For 3rd Yr., Hennepin Cty. Officials Return Portion of Pay
The Hennepin County Board of Commissioners has, for the third consecutive year, approved measures to allow the county’s elected officials to voluntarily return a portion of their salaries, the county announced Wednesday.
The county has saved nearly $4.4 million in the past two years, mainly due to employees taking voluntary unpaid absences.
Since 2009, the county has encouraged its employees to voluntarily take leave without pay—an average of 20 hours per year—in order to address tight budgets. In 2011, participating employees helped the county save approximately $1.9 million by taking unpaid leaves; in 2010, that amount totaled nearly $2.5 million, the county said.

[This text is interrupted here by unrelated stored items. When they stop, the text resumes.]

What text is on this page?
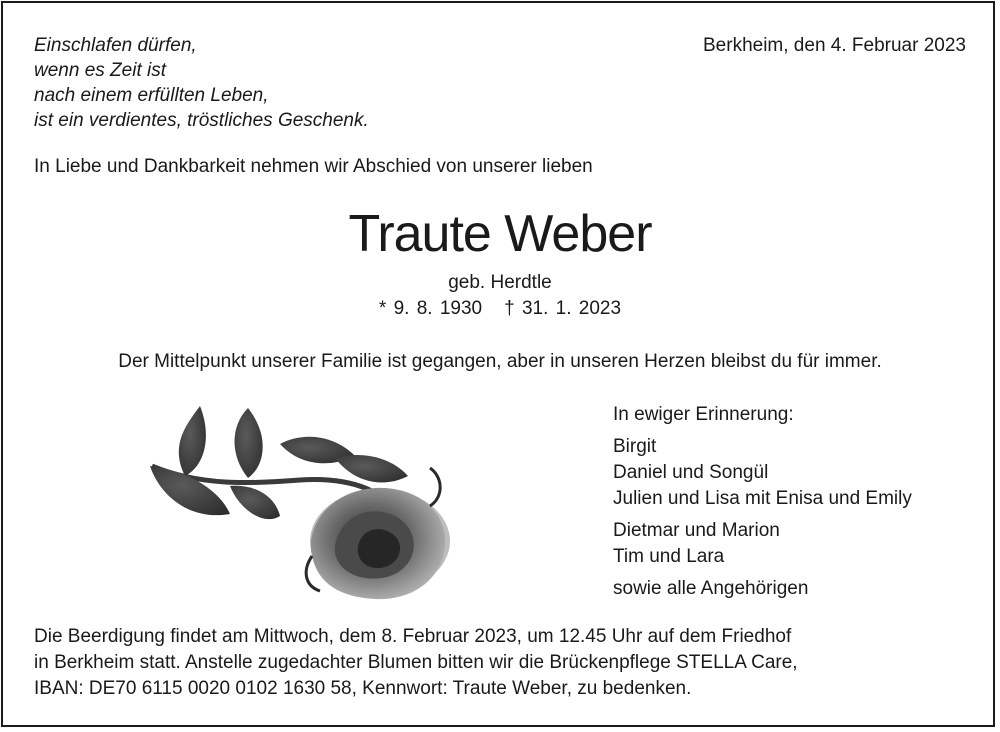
Einschlafen dürfen,
wenn es Zeit ist
nach einem erfüllten Leben,
ist ein verdientes, tröstliches Geschenk.
Berkheim, den 4. Februar 2023
In Liebe und Dankbarkeit nehmen wir Abschied von unserer lieben
Traute Weber
geb. Herdtle
* 9. 8. 1930 † 31. 1. 2023
Der Mittelpunkt unserer Familie ist gegangen, aber in unseren Herzen bleibst du für immer.
In ewiger Erinnerung:
Birgit
Daniel und Songül
Julien und Lisa mit Enisa und Emily
Dietmar und Marion
Tim und Lara
sowie alle Angehörigen
Die Beerdigung findet am Mittwoch, dem 8. Februar 2023, um 12.45 Uhr auf dem Friedhof
in Berkheim statt. Anstelle zugedachter Blumen bitten wir die Brückenpflege STELLA Care,
IBAN: DE70 6115 0020 0102 1630 58, Kennwort: Traute Weber, zu bedenken.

However, a Minnesota statute doesn’t allow the county’s elected officials, which include its commissioners, to take unpaid leaves. As a result, elected officials have, for the last two years, had the option to return the equivalent of 20 hours of their pay to the county.
On July 24, all six members of the board voted unanimously in favor of returning that same portion of their 2011 salaries.
Commissioner Mike Opat told Twin Cities Business on Thursday that the commissioners’ returns have amounted to roughly $2,000 per year and are a minimal portion of the total amount that employees have helped save in recent years.
“We recognize the value of staff taking leave without pay,” Mike Opat, chair of the Hennepin County Board of Commissioners, said in a statement. “We arrived at this strategy—basically in the form of a gift to the county, which is permitted by statute—so that we could give back a portion of our salaries as well to address the deficit.”
Meanwhile, no commissioner or employee has received a raise since 2008. Opat said that Hennepin is one of few entities in the state that have adopted such cost-saving measures.